Durante os protestos de 2020 e 2021 no Chile, Colômbia e Peru, os fãs latino-americanos de K-pop – música popular coreana que mescla ritmos, estilos, rotinas de dança e tem uma estética definida – passaram do uso das redes sociais para apoiar seus artistas favoritos para usá-las para sabotar as hashtags dos influencers conservadores que desacreditaram as mobilizações.

Através de ações coordenadas, os jovens conseguiram burlar e minimizar o conteúdo político em favor de Sebastián Piñera, Manuel Merino e o uribismo. O fizeram através da postagem em massa de fancams, ou seja, GIFs, imagens e memes de seus artistas coreanos.

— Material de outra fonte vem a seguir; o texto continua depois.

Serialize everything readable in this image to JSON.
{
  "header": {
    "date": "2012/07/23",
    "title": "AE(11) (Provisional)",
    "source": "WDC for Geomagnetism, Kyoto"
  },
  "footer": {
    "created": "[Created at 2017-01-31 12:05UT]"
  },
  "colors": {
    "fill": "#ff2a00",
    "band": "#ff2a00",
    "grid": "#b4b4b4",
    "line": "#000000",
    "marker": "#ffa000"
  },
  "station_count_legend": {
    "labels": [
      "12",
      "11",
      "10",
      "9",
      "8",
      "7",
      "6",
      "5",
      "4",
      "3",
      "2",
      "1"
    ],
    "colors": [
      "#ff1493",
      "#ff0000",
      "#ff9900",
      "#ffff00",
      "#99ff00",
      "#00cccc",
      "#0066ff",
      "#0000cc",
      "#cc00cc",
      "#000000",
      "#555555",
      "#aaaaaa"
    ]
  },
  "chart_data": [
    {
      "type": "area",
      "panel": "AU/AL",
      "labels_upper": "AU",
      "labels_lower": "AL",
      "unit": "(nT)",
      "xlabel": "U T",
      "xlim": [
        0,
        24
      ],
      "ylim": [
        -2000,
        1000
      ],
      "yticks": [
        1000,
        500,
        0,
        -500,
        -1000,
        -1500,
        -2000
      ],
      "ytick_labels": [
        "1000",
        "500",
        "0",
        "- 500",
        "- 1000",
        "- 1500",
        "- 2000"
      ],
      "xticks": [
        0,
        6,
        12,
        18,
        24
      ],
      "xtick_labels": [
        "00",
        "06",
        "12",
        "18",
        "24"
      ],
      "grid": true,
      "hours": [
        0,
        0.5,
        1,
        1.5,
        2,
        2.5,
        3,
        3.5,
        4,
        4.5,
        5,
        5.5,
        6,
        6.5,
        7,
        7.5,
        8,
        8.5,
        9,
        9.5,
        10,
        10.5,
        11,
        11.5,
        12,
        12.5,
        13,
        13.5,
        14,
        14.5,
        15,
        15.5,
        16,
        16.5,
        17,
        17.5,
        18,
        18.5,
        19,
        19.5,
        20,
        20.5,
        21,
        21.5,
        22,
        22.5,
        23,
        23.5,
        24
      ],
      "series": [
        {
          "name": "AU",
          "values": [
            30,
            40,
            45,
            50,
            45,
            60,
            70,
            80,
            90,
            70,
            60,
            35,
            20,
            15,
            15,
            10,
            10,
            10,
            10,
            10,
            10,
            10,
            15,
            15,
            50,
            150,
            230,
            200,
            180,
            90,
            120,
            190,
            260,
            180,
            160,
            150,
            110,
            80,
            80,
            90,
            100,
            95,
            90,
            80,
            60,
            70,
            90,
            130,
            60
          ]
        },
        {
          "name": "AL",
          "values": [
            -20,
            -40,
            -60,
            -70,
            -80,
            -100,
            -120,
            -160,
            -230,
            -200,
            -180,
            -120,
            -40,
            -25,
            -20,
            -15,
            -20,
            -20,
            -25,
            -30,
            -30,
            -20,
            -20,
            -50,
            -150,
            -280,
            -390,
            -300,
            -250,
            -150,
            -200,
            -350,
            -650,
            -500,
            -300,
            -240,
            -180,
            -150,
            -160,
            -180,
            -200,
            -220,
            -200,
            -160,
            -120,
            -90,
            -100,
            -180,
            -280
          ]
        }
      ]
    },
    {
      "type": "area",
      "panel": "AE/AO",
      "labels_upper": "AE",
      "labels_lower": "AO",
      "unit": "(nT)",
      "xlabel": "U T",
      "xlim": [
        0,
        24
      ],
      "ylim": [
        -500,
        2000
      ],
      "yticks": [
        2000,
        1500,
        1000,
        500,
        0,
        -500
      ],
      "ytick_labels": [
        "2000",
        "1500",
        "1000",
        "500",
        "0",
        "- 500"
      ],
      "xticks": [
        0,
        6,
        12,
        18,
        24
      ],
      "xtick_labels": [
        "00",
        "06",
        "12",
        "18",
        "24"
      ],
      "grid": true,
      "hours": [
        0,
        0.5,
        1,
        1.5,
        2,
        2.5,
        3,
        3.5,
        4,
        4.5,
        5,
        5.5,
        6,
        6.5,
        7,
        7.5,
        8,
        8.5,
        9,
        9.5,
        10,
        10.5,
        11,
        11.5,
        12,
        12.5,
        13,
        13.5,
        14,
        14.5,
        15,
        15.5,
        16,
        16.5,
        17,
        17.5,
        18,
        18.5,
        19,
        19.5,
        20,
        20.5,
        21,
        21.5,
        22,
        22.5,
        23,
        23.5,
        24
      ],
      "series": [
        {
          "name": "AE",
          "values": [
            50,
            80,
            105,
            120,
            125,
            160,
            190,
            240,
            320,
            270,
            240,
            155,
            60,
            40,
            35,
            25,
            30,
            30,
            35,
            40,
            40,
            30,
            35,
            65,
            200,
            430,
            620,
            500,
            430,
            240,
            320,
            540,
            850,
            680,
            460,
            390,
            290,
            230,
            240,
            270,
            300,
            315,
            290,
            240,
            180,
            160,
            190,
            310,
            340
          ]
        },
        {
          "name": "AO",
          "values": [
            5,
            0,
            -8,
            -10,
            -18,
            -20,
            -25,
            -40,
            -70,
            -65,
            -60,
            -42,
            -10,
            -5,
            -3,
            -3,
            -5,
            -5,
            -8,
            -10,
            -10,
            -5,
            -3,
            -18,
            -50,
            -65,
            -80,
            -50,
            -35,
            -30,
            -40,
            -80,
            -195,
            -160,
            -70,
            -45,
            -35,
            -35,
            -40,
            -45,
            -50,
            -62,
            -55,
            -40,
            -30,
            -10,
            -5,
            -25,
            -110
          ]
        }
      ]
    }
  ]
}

BTS é uma das boybands de K-pop mais populares em todo o mundo - Kim Hong-Ji - 22.out.2021/Reuters

Esta participação coordenada, conhecida como slacktivismo ou ciberativismo, caracteriza-se pelo uso da tecnologia, em especial da internet, para expressar insatisfação sobre temas específicos. Para alguns especialistas, esta não é uma forma genuína de participação, mas sim um conjunto de ações que são facilitadas graças à dinâmica da rede, pois não há envolvimento ou impacto 'real' na vida política dos países em questão.

Mas a verdade é que as ações dos k-popers no Twitter surpreenderam os governos latino-americanos afetados que, em sua ignorância, atuaram com certa ligeireza e exagero, chegando a catalogar as iniciativas como ciberterrorismo patrocinado pela esquerda radical internacional. Isto provocou escárnio e deixou em evidência a distância entre a política tradicional e estas formas emergentes de ação social.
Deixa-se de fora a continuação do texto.